La gasolina mantendrá su calendario ordinario de retirada gradual, con una rebaja de cinco céntimos por litro en septiembre, ya que la variación interanual de esta subclase fue del 7,3%, por debajo del 15% fijado en el decreto.
Economía explicó que el mecanismo actúa así “de forma proporcionada” y refuerza la protección “solo allí donde la presión de los precios lo justifica”. El Ministerio recordó que el último real decreto anticrisis tiene “un enfoque protector adaptado a la evolución del conflicto” en Irán y que su “diseño prudente” permite volver a elevar la protección si se reproduce un escenario adverso.
El resto de las medidas siguen activas según lo previsto en el mismo Real Decreto-Ley.

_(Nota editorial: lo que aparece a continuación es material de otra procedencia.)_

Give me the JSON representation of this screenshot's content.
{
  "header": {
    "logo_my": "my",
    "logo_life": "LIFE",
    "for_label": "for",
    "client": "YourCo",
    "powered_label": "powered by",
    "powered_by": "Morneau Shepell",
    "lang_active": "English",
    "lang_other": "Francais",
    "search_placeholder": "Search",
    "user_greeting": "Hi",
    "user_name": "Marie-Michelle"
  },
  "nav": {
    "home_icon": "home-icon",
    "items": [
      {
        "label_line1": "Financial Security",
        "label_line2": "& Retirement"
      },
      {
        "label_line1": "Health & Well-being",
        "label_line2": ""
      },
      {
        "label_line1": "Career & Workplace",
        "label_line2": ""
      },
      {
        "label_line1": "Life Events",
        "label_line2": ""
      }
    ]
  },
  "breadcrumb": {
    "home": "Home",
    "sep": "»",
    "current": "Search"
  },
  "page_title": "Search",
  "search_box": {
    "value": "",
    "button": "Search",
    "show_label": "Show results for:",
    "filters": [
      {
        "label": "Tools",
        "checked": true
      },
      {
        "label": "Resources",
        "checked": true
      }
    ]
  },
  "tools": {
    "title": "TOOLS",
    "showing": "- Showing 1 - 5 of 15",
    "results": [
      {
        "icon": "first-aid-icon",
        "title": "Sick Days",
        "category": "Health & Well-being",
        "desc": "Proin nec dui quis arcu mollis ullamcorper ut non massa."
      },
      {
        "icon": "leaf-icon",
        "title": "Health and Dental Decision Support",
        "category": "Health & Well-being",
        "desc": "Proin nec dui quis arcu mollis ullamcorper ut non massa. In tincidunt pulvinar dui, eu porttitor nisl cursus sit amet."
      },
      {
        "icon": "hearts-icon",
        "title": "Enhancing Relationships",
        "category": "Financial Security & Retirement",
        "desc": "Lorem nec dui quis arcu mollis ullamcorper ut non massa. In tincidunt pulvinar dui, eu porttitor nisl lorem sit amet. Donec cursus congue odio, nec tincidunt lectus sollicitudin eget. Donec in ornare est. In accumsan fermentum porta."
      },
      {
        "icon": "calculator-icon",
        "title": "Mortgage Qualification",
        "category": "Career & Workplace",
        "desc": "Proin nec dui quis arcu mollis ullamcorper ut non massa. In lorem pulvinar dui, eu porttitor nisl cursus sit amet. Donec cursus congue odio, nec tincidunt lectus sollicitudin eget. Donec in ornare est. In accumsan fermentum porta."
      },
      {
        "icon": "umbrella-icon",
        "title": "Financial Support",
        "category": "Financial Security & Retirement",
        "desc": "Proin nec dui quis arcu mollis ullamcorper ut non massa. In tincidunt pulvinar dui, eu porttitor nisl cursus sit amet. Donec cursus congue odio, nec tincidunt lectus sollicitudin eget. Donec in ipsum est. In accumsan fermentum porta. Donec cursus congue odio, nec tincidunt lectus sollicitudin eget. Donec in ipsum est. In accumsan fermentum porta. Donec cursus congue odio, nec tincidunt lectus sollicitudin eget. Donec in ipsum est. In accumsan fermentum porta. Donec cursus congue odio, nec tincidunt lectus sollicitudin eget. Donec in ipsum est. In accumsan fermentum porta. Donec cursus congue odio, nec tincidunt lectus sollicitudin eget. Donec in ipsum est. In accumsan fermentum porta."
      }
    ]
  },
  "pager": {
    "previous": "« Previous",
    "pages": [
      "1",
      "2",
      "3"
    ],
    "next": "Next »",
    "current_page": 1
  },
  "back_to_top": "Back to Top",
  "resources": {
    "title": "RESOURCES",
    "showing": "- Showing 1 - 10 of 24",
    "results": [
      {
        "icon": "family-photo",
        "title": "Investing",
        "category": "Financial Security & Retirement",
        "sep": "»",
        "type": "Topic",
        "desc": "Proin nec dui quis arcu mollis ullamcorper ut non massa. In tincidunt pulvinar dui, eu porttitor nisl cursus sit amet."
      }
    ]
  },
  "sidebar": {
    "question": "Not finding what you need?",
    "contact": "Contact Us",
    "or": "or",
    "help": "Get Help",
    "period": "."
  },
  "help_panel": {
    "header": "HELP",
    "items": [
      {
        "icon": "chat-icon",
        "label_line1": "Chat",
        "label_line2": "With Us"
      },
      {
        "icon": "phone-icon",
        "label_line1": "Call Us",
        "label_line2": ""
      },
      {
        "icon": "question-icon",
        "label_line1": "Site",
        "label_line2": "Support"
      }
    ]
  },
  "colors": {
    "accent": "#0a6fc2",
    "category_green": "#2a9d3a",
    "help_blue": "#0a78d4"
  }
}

La cartera que dirige Carlos Cuerpo recalcó que las políticas adoptadas están funcionando y están amortiguando el impacto del ‘shock’ externo sobre la inflación y el poder adquisitivo de los hogares.
Economía subrayó que este paquete de medidas ha contribuido a reducir la inflación en un punto de media en los últimos meses y ha amortiguado más de un 60% de la subida de los precios por el ‘shock’ externo que supone la guerra en Irán.

El Ministerio garantizó que el Gobierno sigue “minuto a minuto” el impacto de la guerra sobre la economía española, y lo hace de la mano de los agentes sociales y de los sectores más afectados.